Lent For Everyone Reading Plan
The reading plan continues for the week after Easter. The reading for Wednesday after Easter is Matthew 2:1-12. (If you want to listen, scroll to the bottom of that page for the audio links.)
Tom Wright goes back to pick up a few of the sections he skipped in Matthew in order to show how God’s people should view the world after the resurrection.
“We begin with that wonderful story about the three wise men. Here, Matthew is saying, Jesus was already mysteriously revealed as ‘Lord of the world’ — even though the present Jewish ruler, the sad and bad old king Herod, had no interest in such things except to kill enough people (in this case, little babies) to make sure nobody would upset his own shaky grip on power. Wise men from the East: we are not told here that they were ‘kings’, though later legend has seen them as such.
“Certainly Matthew intends them as representatives of the ‘many who will come from east and west’ to share the ancient Jewish dream of God’s kingdom, and all because of Jesus (see 8.11). By the same token, he is seeing Herod as typical of those ‘sons of the kingdom’ who will, at the same time, miss out on the promise. As John the Baptist would say in the next chapter, God can raise up ‘children of Abraham’ from these stones (3.9).

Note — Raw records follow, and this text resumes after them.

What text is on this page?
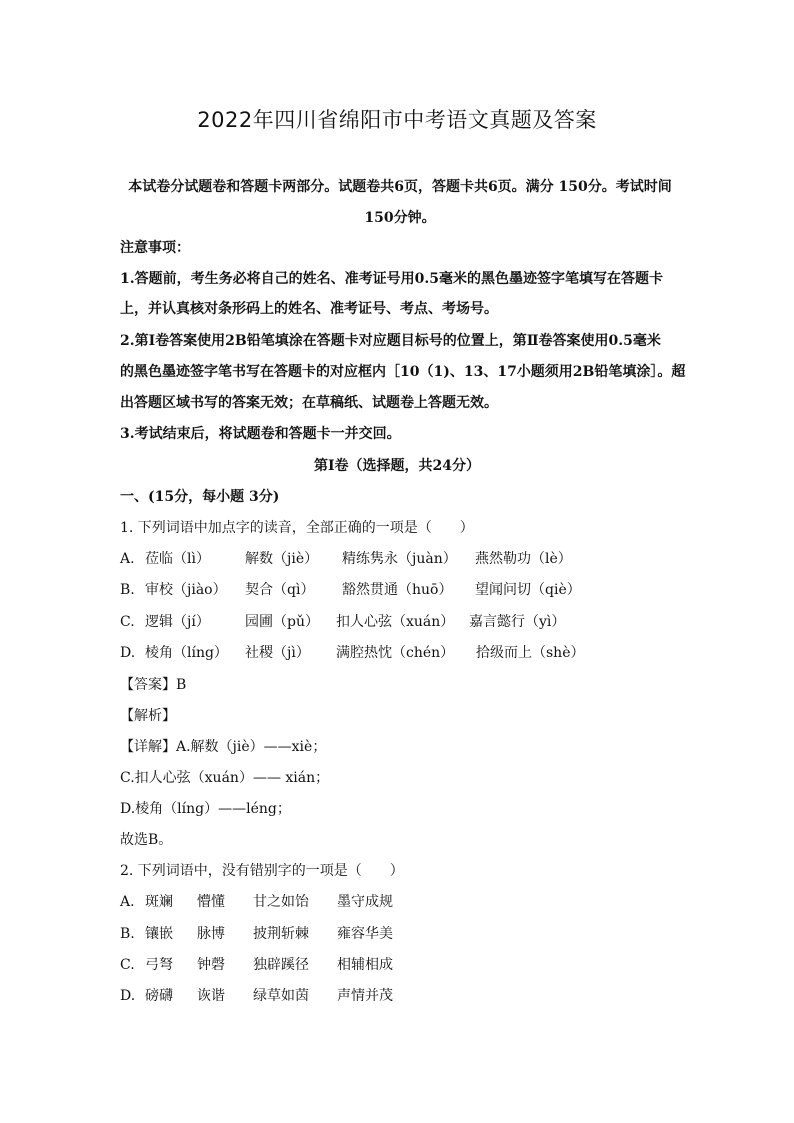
2022年四川省绵阳市中考语文真题及答案
本试卷分试题卷和答题卡两部分。试题卷共6页，答题卡共6页。满分 150分。考试时间
150分钟。
注意事项：
1.答题前，考生务必将自己的姓名、准考证号用0.5毫米的黑色墨迹签字笔填写在答题卡
上，并认真核对条形码上的姓名、准考证号、考点、考场号。
2.第Ⅰ卷答案使用2B铅笔填涂在答题卡对应题目标号的位置上，第Ⅱ卷答案使用0.5毫米
的黑色墨迹签字笔书写在答题卡的对应框内［10（1)、13、17小题须用2B铅笔填涂］。超
出答题区域书写的答案无效；在草稿纸、试题卷上答题无效。
3.考试结束后，将试题卷和答题卡一并交回。
第Ⅰ卷（选择题，共24分）
一、(15分，每小题 3分)
1. 下列词语中加点字的读音，全部正确的一项是（　　）
A. 莅临（lì）	解数（jiè） 精练隽永（juàn） 燕然勒功（lè）
B. 审校（jiào） 契合（qì） 豁然贯通（huō） 望闻问切（qiè）
C. 逻辑（jí）	园圃（pǔ） 扣人心弦（xuán） 嘉言懿行（yì）
D. 棱角（líng） 社稷（jì） 满腔热忱（chén） 拾级而上（shè）
【答案】B
【解析】
【详解】A.解数（jiè）——xiè；
C.扣人心弦（xuán）—— xián；
D.棱角（líng）——léng；
故选B。
2. 下列词语中，没有错别字的一项是（　　）
A. 斑斓 懵懂 甘之如饴 墨守成规
B. 镶嵌 脉博 披荆斩棘 雍容华美
C. 弓弩 钟磬 独辟蹊径 相辅相成
D. 磅礴 诙谐 绿草如茵 声情并茂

“The story of the three wise men, then, can be seen in the light of Easter as a great encouragement to the little church as it sets off on its mission to the wider world: the wider world has already heard about him and begun to come looking for him! . . .”
“The wisdom of the East, including the stargazing which was such a major part of ancient learning, had brought the wise men to the point where they were ready to travel to the land of the Jews to find the new king. But they needed help to find the right spot. Help was at hand in the form of the Jewish scriptures. They and they alone provided the clue to Bethlehem. Without them, the wise men had simply ended up at the wrong address — a dangerous place to be, as anyone in Herod’s court could have told them. But, with great irony, the chief priests and scribes who have told the travelers where to find the royal child have no interest in going themselves to see whether it’s true.”
“TODAY: Risen Lord, give us a vision of the whole world coming to worship at your feet, and enable us to play a part in bringing that to reality.”